For more details, see :ref:`algorithms`.
.. tabularcolumns:: |\Y{0.2}|\Y{0.8}|
.. list-table:: Output for Implicit Alternating Least Squares Initialization (Distributed Processing, Step 1)
:widths: 10 60
:header-rows: 1
:class: longtable
* - Partial Result ID
- Result
* - ``partialModel``
- The model with initialized item factors. The result can only be an object of the ``PartialModel`` class.
* - ``outputOfInitForComputeStep3``
- A key-value data collection that maps components of the partial model to the local nodes.
* - ``offsets``
- A key-value data collection of size ``nblocks`` that holds the starting offsets of the factor indices on each node.
* - ``outputOfStep1ForStep2``
- A key-value data collection of size ``nblocks`` that contains the parts of the input numeric table:
:math:`j` -th element of this collection is a numeric table of size :math:`m_j \times n_i`,
where :math:`m_1 + \ldots + m_{\mathrm{nblocks}} = m` and the values :math:`m_j` are defined by the ``partition`` parameter.

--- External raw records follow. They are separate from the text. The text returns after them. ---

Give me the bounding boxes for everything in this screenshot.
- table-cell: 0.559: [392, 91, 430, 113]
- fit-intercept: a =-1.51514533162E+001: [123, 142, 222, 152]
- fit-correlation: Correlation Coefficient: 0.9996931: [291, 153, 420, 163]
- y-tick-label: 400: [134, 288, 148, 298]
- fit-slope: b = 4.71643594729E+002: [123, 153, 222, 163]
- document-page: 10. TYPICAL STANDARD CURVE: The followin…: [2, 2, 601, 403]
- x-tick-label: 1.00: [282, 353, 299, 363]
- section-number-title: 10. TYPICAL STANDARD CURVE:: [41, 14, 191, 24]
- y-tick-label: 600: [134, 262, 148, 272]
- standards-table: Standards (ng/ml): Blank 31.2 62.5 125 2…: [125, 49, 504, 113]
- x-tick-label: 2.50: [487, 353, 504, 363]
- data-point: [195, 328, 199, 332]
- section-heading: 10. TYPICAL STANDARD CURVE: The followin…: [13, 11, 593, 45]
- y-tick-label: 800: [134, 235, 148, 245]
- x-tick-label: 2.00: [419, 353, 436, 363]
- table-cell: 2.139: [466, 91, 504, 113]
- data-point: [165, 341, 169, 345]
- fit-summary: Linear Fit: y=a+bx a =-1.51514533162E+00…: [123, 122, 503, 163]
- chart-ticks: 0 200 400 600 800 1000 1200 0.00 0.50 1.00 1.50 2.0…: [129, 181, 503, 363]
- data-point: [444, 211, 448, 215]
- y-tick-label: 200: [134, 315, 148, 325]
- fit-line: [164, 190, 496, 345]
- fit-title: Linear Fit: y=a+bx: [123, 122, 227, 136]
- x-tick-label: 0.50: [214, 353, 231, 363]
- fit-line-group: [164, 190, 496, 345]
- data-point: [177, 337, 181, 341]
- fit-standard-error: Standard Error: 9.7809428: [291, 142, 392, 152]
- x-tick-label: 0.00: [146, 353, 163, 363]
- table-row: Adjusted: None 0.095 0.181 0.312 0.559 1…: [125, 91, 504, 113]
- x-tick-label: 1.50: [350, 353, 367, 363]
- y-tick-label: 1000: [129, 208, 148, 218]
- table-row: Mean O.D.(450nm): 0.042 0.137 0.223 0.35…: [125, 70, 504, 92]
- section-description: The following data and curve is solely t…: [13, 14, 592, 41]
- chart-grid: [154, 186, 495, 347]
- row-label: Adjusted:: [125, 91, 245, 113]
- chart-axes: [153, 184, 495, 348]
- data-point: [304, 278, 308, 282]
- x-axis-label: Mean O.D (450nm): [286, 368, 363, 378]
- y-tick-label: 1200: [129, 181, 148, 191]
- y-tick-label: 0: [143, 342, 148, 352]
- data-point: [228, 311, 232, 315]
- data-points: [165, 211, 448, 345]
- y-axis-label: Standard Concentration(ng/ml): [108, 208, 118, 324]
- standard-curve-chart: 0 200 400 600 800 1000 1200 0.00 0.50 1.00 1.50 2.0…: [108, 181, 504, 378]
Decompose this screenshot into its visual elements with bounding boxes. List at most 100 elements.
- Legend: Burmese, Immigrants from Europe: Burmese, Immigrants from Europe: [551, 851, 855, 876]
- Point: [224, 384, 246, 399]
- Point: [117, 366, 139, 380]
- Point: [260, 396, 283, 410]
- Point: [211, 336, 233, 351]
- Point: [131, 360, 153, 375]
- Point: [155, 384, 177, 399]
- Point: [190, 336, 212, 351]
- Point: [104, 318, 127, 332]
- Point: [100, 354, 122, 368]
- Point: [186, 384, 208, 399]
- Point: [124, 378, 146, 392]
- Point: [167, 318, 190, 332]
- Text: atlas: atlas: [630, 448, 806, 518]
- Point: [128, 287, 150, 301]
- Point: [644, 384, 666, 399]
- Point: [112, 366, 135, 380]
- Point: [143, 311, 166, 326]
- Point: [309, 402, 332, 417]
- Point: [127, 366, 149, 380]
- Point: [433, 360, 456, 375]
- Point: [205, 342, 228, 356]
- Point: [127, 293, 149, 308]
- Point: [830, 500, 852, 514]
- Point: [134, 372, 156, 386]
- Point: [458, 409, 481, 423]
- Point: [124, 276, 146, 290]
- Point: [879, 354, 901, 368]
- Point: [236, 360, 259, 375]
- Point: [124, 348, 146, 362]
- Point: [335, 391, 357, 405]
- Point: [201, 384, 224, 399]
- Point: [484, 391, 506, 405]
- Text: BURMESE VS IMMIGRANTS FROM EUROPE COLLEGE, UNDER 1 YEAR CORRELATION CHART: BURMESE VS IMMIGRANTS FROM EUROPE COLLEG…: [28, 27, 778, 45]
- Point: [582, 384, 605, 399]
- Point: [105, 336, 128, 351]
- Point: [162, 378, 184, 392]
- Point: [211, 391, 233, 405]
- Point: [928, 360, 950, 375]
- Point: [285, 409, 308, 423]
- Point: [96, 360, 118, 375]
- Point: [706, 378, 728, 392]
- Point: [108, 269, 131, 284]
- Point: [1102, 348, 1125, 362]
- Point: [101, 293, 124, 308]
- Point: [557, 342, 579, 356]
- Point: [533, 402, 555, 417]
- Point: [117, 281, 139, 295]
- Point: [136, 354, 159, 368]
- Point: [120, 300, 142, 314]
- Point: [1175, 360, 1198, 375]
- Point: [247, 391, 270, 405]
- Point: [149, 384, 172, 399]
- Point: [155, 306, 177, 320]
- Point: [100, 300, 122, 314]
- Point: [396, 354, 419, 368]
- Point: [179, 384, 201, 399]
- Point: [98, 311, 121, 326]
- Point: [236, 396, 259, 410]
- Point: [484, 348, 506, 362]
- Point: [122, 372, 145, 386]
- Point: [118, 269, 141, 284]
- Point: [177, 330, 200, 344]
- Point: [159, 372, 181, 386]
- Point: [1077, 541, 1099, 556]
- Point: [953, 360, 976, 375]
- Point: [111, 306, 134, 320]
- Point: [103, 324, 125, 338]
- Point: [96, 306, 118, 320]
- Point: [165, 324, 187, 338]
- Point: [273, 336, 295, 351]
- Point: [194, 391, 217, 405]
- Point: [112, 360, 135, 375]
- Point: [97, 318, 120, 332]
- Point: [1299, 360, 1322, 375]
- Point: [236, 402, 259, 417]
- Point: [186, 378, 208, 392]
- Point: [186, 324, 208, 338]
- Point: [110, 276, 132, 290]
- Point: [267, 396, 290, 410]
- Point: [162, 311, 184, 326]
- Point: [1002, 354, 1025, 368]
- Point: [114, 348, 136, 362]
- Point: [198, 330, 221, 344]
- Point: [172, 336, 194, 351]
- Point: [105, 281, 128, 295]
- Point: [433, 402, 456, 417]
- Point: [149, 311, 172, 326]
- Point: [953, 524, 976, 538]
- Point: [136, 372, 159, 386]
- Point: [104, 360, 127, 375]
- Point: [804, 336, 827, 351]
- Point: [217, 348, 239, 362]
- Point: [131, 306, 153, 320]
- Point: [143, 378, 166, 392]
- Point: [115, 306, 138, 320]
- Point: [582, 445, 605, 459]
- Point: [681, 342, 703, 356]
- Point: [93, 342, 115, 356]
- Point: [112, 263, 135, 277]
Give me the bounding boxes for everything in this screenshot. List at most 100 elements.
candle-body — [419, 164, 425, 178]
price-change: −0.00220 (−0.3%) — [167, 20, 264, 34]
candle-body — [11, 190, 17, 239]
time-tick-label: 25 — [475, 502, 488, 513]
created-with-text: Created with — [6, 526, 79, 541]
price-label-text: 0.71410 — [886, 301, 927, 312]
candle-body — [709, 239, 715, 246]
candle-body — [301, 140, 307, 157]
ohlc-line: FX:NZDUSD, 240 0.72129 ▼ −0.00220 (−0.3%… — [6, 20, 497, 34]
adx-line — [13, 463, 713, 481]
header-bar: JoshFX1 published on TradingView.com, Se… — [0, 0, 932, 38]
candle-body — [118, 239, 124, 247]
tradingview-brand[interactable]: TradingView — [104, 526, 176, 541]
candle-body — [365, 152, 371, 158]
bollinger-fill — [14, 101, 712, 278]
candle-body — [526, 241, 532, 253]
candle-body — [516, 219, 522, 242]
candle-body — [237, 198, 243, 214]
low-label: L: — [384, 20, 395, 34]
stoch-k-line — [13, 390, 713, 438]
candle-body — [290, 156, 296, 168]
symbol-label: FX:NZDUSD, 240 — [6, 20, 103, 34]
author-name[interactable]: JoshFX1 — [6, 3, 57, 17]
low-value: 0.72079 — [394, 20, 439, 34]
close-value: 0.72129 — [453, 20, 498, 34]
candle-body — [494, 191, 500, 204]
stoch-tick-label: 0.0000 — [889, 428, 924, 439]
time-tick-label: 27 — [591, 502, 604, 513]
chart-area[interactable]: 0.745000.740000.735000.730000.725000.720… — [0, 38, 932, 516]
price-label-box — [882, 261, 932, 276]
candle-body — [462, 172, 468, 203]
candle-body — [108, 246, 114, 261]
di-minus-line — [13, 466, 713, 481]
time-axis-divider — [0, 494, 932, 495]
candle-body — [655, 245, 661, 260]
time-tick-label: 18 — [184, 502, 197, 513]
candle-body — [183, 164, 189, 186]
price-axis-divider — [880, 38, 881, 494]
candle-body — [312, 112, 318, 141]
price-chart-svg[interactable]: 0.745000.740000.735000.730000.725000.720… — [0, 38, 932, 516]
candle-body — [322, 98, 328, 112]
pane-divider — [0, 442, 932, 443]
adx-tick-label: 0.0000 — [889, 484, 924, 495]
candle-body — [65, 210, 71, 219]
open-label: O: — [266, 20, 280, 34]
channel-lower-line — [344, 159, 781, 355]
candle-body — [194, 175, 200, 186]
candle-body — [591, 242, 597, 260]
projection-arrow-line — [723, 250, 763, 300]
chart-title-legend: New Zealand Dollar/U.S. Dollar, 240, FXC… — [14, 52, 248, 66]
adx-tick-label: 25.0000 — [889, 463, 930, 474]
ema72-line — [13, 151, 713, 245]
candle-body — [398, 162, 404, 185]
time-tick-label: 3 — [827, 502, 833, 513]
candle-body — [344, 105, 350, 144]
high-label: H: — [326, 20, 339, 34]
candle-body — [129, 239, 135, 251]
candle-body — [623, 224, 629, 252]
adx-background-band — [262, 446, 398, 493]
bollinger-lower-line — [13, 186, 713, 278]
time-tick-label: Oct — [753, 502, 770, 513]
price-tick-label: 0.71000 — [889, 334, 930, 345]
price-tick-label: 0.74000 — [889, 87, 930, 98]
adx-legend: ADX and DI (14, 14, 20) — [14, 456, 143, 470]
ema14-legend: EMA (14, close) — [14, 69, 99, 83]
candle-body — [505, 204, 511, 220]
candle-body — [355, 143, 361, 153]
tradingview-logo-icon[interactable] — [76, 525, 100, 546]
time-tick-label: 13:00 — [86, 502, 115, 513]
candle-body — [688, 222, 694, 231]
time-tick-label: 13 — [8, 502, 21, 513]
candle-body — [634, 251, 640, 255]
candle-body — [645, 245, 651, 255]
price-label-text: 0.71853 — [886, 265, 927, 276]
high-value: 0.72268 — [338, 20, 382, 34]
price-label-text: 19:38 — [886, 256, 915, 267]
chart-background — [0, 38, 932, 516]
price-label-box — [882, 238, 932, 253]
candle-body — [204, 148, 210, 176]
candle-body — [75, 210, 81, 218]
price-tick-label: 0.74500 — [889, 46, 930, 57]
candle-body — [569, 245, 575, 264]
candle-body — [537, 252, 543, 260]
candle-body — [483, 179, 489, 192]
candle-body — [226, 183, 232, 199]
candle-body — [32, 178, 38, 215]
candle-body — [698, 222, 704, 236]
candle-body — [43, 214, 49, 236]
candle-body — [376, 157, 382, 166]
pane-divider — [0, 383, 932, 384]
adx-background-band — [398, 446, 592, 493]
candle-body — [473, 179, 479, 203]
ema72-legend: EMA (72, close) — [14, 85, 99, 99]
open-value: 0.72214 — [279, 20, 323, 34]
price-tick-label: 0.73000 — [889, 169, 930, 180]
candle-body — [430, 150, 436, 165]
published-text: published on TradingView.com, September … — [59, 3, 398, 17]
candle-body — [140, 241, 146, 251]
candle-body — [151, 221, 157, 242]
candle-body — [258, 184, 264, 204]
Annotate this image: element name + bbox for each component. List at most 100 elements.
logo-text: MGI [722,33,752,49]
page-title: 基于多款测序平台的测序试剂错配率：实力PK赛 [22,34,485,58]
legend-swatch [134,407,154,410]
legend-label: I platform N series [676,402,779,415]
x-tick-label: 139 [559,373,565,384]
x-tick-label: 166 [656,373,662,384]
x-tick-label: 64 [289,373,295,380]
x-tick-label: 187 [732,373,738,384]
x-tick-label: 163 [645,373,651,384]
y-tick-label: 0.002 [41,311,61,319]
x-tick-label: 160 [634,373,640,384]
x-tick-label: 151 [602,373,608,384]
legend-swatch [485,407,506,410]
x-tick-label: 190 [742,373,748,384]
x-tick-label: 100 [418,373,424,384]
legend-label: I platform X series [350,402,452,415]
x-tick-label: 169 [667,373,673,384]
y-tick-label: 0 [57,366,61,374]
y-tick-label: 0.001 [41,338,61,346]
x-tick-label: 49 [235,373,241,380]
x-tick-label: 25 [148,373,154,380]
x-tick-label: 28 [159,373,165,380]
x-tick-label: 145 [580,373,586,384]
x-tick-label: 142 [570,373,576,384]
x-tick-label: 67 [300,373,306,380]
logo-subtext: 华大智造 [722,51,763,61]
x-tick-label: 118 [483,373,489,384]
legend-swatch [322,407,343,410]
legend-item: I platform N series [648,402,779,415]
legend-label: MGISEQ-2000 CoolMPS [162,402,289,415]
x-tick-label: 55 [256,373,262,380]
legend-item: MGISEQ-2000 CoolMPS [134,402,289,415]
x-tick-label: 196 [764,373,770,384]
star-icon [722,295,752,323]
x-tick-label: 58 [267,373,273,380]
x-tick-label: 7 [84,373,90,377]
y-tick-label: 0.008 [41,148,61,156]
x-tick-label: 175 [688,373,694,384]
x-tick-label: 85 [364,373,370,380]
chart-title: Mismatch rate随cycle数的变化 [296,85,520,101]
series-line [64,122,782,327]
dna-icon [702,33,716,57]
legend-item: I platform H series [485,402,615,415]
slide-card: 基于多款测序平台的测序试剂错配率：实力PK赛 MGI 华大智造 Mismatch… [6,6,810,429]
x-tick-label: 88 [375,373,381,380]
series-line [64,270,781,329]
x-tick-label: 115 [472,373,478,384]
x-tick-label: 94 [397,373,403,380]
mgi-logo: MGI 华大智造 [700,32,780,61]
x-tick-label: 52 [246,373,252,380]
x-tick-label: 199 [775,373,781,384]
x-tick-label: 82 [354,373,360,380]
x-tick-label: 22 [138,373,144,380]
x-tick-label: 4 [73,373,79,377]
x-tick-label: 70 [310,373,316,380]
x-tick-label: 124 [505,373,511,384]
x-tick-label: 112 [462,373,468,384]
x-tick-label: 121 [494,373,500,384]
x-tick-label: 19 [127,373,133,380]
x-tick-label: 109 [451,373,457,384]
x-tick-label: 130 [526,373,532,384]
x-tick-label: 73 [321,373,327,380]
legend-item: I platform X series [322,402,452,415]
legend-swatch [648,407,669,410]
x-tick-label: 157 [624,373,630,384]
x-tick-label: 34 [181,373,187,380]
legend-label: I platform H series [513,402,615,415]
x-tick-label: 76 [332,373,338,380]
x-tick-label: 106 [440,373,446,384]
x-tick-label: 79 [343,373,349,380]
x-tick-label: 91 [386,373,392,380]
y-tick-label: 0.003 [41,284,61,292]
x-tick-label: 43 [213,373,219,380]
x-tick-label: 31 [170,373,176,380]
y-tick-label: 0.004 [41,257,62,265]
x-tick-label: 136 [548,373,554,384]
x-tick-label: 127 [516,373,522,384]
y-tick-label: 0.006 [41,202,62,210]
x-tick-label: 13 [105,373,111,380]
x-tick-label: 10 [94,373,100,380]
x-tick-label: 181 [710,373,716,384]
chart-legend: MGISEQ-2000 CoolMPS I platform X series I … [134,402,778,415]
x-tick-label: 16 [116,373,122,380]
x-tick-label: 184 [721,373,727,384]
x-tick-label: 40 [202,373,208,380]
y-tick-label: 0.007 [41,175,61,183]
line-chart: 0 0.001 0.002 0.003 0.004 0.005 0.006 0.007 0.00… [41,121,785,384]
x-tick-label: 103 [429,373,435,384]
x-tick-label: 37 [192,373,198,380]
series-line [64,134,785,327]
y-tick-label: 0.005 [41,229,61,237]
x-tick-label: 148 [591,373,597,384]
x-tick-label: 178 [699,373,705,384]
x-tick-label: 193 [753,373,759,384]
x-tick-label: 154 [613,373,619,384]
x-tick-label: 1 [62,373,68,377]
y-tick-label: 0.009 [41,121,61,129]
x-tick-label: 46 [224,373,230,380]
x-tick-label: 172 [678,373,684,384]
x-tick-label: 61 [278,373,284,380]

.. _implicit_als_distributed_init_step_2:
Step 2 - on Local Nodes
***********************
.. figure:: images/implicit-als-distributed-init-step-2.png
:width: 600
:align: center
:alt:
Implicit Alternating Least Squares Initialization: Distributed Processing, Step 2 - on Local Nodes
Input
-----
This step uses the results of the previous step.
.. tabularcolumns:: |\Y{0.2}|\Y{0.8}|
.. list-table:: Input for Implicit Alternating Least Squares Initialization (Distributed Processing, Step 3)
:widths: 10 60
:header-rows: 1
* - Input ID
- Input
* - ``inputOfStep2FromStep1``
- A key-value data collection of size nblocks that contains the parts of the input data set:
:math:`i` -th element of this collection is a numeric table of size :math:`m_i \times n_i`.
Each numeric table in the collection should be an object of CSRNumericTable class.
Output
------
In this step, implicit ALS initialization calculates the partial results described below.
Pass the ``Partial Result ID`` as a parameter to the methods that access the results of your algorithm.
Partial results that correspond to the ``outputOfInitForComputeStep3`` and ``offsets`` Partial Result IDs
should be transferred to :ref:`Step 3 of the distributed ALS training algorithm `.
Output of Initialization for Computing Step 3 (``outputOfInitForComputeStep3``) is a key-value data collection
that maps components of the partial model on the :math:`i`-th node to all local nodes.
Keys in this data collection are indices of the nodes and the value that corresponds to each key i
is a numeric table that contains indices of the user factors to be transferred to the i-th node
on :ref:`Step 3 of the distributed ALS training algorithm `.
Item Offsets (``offsets``) is a key-value data collection,
where the keys are indices of the nodes and the value that correspond to the key :math:`i` is a numeric table of size :math:`1 \times 1`
that contains the value of the starting offset of the item factors stored on the :math:`i`-th node.
For more details, see :ref:`algorithms`.
.. tabularcolumns:: |\Y{0.2}|\Y{0.8}|
.. list-table:: Output for Implicit Alternating Least Squares Initialization (Distributed Processing, Step 2)
:widths: 10 60
:header-rows: 1
:class: longtable
* - Partial Result ID
- Result
* - ``dataRowSlice``
- An :math:`m_j \times n` numeric table with the mining data.
:math:`j`-th node gets :math:`m_j` rows of the full input data set :math:`R`.
* - ``outputOfInitForComputeStep3``
- A key-value data collection that maps components of the partial model to the local nodes.
* - ``offsets``
- A key-value data collection of size ``nblocks`` that holds the starting offsets of the factor indices on each node.